2. Guia Hill -- Despite temperatures soaring into the high 90s and humidity feeling like it was over 90%, I didn't want to miss walking along the shaded 1.2-mile jogging path that encircles Guia Hill, Macau's highest point and home to China's oldest coastal lighthouse. I tackled the path after 5 pm on a weekday and found plenty of joggers and walkers -- some sans shoes -- sharing the path which still felt serene. Along the way are spots with panoramic city views as well as side trails leading either up towards the lighthouse or down to an adjacent park, Flora Garden.
3. Flora Garden -- I rushed past the zoo, cable car and aviary to check out the less tourist-laden sections of the park. Instead, I climbed steeply up the many-tiered park to find secluded alcoves, belvederes and a narrow stone path surrounded by dense foliage that leads eventually to the main jogging path around Guia Hill.
4. Lou Lim Ieoc Garden -- Anyone who loves landscape design will enjoy wandering this classic Chinese garden complete with a moon gate, placid water features, winding paths and dozens of rugged and oddly-shaped stones pockmarked with holes -- some allowing you to climb stairs above it all or penetrate into shallow grottoes. One section of a pond had voluminous lotus leaves coating its surface. This property is also the site of arts and crafts exhibitions -- when I visited on display was a calligraphy exhibit.
5. Dr. Carlos D'Assumpcao Park -- Just steps from my hotel along the harbor, the MGM Grand, I found a small rectangle of peace. Early Sunday morning, I strolled along the paths that bordered and crossed over a pool where lily pads floated, and then continued along a straight avenue lined with shade trees. Nearby, local men and women practiced their slo-mo tai chi choreography.
6. Carmel Gardens -- Located on Taipa Island, these gardens are named for the pastel yellow painted church, Our Lady of Carmel, a neo-classical building sitting at one of the upper gardens. Here I found dozens of blooming flowers, palms and conifers as well as a flora-covered pergola. Then I walked a narrow path down to a lower garden where a couple of men were planting and weeding. These gardens are especially delightful for the offshore bird sanctuary as well as the five restored mansions that have been mostly turned into museum pieces that provide a window into Macau's past.

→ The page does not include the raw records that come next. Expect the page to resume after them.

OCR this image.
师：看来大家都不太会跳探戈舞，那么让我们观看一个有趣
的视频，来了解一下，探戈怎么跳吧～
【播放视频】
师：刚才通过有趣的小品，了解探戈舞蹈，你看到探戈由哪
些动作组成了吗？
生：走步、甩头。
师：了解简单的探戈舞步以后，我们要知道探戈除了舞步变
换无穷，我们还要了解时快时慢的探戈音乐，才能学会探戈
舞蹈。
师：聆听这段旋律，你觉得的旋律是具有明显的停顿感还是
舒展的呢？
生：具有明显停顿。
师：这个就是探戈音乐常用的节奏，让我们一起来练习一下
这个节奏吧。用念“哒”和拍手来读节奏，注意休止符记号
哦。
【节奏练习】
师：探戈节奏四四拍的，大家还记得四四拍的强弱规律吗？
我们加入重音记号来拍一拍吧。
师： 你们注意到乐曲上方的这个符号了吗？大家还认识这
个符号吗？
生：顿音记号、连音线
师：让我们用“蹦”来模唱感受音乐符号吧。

7. Seac Pai Van Park -- On Coloane Island I spent time walking the main Coloane Trail that looped around the upper reaches of the park. Though I was told that it'd be difficult to find my way given that the trail signs are in Portuguese and Chinese, that I'd find myself alone on the trail because it was noon on a weekday, and that the heat would be unbearable at this time of the day, I had no trouble. Not only that, but walking this path was one of the highlights of my trip. Yes, I met few people along the path that's about 5 miles long. But the handful of folks I ran across were all hiking the same level path and all were helpful when I showed them my map. In addition, all trail intersections are carefully marked -- it's hard to get lost. Plus, if you were the least bit confused, you could walk up (not down) and you'd find yourself at the A-Ma statue set atop the island's highest point. (From there you can walk the paved path down or see if the free shuttle bus is running back to the main road.)
Don't miss the informal arboretum at the start of the trail where all the trees -- whether laurels, soapberry or tropical ornamental -- are labelled with Latin names for those with botanical interests. The trail is dotted with perfectly placed pagodas and benches to rest, gaze at the views of the beaches or waters far below or just relish the serenity. Something I found at all these parks and gardens.